Keith Haring a Palazzo Reale

A Milano, a Palazzo Reale, dal 21 febbraio al 18 giugno 2017 c'è “Keith Haring - About Art”.

La regola che vuole che ogni artista abbia dei debiti nei confronti della grande arte del passato è a volte, quando si tratta di artisti moderni, difficile da verificarsi con immediatezza.
Quando poi l'artista in questione ha un tratto talmente inconfondibile e unico da essere immediatamente identificabile, e si immedesima più che mai con la modernità - e non solo a livello stilistico - il compito è a volte ancora più arduo.

Haring, artista emblematico dell'ultima grande rivoluzione controculturale e urbana - quella degli anni ottanta, dell'Hip-hop e della street art - attinge invece a piene mani - secondo la visione del curatore Gianni Mercurio - alla grande storia dell'arte del vecchio continente. E la mostra pone il focus proprio su questo aspetto.

Come i grandi padri del rap classico si rifacevano fortemente - pur nella loro quasi clamorosa originalità - a tradizioni come quelle black, dal blues al soul, o quelle europee della nuova musica elettronica, Haring fu grande osservatore della tradizione artistica. E non solo; la fame di cultura dell'artista, onnivora, spaziava dalla letteratura al cinema, dalla saggistica alla semiologia.

La mostra, promossa e prodotta dal Comune di Milano-Cultura, Palazzo Reale, 24 ORE Cultura , con il prezioso contributo della Keith Haring Foundation , presenta 110 opere, molte di dimensioni monumentali e inedite. E, a dimostrazione del rapporto tra Haring e la storia dell'arte, il percorso espositivo pone i lavori dell'artista americano in dialogo con le sue fonti di ispirazione: dall'arte classica a quella precolombiana, dalle figure archetipiche alle creazioni degli indigeni del Pacifico e a quelli americani, da Bosch a Masaccio passando per il Rinascimento e fino ai maestri del Novecento come Pollock, Chagall o Klee.

Haring, in netta controtendenza rispetto agli artisti pop - nel senso di popolari, da Dalì in poi, passando per Warhol per arrivare all'evanescente Banksy, che fa della sua assenza una grande presenza - tutto fu fuorché un personaggio mediatico.

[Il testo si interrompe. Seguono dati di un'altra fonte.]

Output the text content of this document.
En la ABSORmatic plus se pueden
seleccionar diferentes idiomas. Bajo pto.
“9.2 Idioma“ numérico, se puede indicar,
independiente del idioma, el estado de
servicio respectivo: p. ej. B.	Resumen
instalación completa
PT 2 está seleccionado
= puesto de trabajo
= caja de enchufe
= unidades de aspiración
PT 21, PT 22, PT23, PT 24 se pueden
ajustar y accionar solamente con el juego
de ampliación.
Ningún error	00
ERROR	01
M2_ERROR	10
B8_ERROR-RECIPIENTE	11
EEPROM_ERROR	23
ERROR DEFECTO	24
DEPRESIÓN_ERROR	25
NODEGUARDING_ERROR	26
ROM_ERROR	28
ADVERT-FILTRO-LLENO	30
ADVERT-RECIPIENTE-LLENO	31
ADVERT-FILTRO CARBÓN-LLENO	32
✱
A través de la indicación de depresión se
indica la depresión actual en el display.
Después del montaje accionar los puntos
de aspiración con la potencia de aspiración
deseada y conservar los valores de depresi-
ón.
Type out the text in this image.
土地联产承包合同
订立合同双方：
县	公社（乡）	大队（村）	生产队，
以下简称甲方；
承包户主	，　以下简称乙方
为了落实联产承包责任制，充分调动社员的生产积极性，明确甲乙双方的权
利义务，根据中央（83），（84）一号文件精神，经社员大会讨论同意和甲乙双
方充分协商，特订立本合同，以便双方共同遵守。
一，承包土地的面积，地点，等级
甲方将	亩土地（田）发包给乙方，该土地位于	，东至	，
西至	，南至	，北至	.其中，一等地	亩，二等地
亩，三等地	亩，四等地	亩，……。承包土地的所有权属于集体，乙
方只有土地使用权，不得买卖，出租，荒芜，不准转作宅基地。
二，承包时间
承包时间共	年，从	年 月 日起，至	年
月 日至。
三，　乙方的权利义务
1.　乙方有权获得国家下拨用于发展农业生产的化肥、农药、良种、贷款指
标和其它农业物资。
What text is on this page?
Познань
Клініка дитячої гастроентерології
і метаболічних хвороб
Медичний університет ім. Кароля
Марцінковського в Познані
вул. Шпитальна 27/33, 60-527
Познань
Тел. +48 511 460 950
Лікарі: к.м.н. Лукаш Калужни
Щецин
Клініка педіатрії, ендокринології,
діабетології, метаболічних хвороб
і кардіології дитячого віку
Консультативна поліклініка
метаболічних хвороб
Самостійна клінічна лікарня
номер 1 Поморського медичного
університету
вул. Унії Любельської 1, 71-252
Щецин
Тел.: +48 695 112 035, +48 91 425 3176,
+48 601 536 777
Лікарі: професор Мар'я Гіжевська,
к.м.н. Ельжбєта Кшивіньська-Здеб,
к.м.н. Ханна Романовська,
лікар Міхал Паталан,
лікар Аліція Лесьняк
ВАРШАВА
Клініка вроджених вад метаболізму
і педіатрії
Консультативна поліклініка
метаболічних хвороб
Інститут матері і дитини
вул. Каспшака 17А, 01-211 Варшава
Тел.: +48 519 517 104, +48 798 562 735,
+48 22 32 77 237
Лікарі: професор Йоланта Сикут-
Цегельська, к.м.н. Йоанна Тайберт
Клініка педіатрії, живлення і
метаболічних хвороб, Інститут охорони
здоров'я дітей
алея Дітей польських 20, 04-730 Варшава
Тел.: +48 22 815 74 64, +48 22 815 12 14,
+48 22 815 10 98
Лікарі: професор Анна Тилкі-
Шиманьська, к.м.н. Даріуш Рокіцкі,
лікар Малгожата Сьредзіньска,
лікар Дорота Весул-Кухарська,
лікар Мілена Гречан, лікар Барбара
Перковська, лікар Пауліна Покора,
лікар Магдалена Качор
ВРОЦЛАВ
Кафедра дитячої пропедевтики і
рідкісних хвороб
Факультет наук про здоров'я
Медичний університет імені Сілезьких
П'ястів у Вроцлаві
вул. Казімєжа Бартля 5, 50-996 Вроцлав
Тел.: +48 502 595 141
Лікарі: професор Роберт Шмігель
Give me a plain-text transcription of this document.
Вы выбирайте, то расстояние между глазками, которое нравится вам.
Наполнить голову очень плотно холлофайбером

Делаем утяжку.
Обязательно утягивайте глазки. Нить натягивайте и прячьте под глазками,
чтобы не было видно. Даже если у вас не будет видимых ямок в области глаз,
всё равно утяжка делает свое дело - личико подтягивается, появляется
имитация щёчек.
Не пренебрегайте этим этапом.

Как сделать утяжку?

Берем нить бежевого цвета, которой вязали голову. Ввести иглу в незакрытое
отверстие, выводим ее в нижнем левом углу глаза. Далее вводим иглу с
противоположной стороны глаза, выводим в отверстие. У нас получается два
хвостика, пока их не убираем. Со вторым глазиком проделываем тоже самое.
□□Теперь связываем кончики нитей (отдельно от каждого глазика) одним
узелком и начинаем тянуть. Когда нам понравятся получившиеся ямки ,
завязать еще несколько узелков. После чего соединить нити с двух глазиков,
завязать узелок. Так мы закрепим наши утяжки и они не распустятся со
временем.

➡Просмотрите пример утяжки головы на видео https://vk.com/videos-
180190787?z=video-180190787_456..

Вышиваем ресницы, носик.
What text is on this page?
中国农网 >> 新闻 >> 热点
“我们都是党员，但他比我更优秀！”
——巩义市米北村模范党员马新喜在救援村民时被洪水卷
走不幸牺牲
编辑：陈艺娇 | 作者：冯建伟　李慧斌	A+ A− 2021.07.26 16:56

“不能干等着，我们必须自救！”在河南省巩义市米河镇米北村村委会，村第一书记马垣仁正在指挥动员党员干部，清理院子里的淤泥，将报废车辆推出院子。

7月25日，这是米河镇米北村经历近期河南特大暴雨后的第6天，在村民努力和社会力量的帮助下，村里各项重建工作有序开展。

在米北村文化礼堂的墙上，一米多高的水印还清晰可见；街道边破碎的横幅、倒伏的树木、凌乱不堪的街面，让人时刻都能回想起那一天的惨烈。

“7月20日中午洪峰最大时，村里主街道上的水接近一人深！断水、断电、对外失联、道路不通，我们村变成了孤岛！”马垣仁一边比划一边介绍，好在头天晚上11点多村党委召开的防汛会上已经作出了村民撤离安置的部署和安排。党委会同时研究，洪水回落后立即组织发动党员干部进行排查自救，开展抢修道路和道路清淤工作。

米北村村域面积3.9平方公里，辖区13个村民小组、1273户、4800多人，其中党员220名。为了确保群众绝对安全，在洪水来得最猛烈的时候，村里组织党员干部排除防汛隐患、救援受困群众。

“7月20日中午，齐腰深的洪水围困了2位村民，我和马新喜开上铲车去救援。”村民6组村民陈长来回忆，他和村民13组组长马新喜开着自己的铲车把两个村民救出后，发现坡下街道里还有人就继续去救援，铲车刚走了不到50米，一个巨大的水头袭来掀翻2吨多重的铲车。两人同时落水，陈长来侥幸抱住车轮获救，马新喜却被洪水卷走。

La sua arte, fatta di schemi ripetitivi, è più un segno grafico che pittura. Eppure la sua forza, l'impatto estetico dei suoi lavori, è dirompente. E questo è dovuto alla potenza del suo messaggio sociale e politico, che seppe farsi segno dei tempi.

Fino alla sua morte fulminea e prematura, nel 1990, lavorò senza sosta per comunicare le sue opinioni, attraverso le sue visioni. Fu tra l’altro proprio in Italia, sulla parete esterna della canonica di Sant'Antonio abate a Pisa, che l’artista eseguì uno dei suoi più importanti lavori: “Tuttomondo”, ovvero il più grande murale europeo. La sua ultima opera pubblica, l’unica pensata per rimanere permanente.
Eppure questa esposizione dimostra che, nonostante i limiti oggettivi che la street art pone alla volontà di eternare, quando il messaggio è forte e il segno è irripetibile, l’arte resta per sempre.